Amnesty Report Philippinen 28. März 2023

Philippinen 2022

Menschen hinter Kerzen halten Plakate auf denen u.a. steht: „Justice for Percy Lapid“.

Berichtszeitraum: 1. Januar 2022 bis 31. Dezember 2022

Im Rahmen des "Anti-Drogen-Kriegs" kam es weiterhin zu rechtswidrigen Tötungen. Tausende in der Vergangenheit verübte Tötungen blieben nach wie vor straflos. Die Unterdrückung Andersdenkender wurde verschärft und das Recht auf freie Meinungsäußerung weiter eingeschränkt. Menschenrechtsverteidiger*innen, politische Aktivist*innen, Journalist*innen und weitere regierungskritische Personen wurden willkürlich festgenommen, inhaftiert oder sogar getötet. Die Behörden blockierten Internetseiten und ordneten die Schließung unabhängiger Medien an.

Hintergrund

Bei den im Mai 2022 durchgeführten Wahlen wurden Ferdinand "Bongbong" Marcos Jr., Sohn des ehemaligen Präsidenten Marcos, zum Präsidenten und Sara Duterte-Carpio, Tochter des ehemaligen Präsidenten Duterte, zur Vizepräsidentin gewählt. Der im Jahr 2016 begonnene "Anti-Drogen-Krieg", der mit schwerwiegenden Menschenrechtsverletzungen einherging, wurde fortgesetzt. Im Oktober 2022 kamen über 150 Menschen bei Überschwemmungen und Erdrutschen ums Leben, die durch einen schweren Tropensturm ausgelöst worden waren.

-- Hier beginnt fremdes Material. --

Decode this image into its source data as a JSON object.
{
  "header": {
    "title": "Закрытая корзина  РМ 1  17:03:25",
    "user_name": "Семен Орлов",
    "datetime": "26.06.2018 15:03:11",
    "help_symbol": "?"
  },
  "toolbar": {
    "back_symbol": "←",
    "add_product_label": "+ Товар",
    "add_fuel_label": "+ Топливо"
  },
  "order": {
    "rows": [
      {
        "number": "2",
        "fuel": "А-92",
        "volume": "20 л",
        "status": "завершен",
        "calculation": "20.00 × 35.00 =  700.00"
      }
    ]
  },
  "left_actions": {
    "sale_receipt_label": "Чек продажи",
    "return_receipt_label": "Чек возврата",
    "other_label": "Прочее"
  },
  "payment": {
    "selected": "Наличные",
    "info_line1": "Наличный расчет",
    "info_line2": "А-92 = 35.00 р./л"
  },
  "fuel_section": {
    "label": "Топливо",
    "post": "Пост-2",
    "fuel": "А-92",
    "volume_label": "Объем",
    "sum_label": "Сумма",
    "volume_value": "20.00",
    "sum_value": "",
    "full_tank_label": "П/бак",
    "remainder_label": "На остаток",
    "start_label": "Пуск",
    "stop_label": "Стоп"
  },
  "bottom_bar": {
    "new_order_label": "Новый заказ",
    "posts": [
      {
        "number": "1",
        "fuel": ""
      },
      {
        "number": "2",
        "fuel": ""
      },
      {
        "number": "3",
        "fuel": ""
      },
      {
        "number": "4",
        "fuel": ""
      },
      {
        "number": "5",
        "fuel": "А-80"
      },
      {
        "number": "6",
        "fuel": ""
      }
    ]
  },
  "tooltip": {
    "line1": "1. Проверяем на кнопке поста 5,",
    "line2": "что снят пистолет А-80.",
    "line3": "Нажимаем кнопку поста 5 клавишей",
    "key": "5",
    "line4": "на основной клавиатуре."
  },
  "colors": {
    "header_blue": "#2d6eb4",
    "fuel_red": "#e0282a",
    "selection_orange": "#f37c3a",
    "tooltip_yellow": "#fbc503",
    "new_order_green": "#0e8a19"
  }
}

Außergerichtliche Tötungen und Straflosigkeit

Nach dem Amtsantritt der neuen Regierung erhöhte sich die Zahl der im Rahmen des "Anti-Drogen-Kriegs" verübten Tötungen. Laut Angaben der universitären Forschungsgruppe Dahas wurden im Jahr 2022 im Zusammenhang mit dem "Anti-Drogen-Krieg" insgesamt 324 von der Polizei oder von unbekannten Angreifer*innen verübte Tötungen registriert, 175 davon in der zweiten Jahreshälfte.

Im September 2022 gab das Justizministerium bekannt, dass es Anklage wegen Mordes gegen mindestens 30 Polizeikräfte erheben werde. Die Angeklagten waren im Jahr 2021 an Razzien in der Region Calabarzon beteiligt, die sich gegen regierungskritische Aktivist*innen richteten und bei denen neun Menschen getötet wurden. Im August kündigte das Ministerium zudem an, dass es 250 Fälle von Tötungen überprüfen werde, zu denen es in Zentral-Luzon im Rahmen von Einsätzen zur Drogenbekämpfung gekommen war. Die überwiegende Mehrheit der Tötungen, die im Zusammenhang mit dem "Anti-Drogen-Krieg" standen, wurde jedoch nicht untersucht.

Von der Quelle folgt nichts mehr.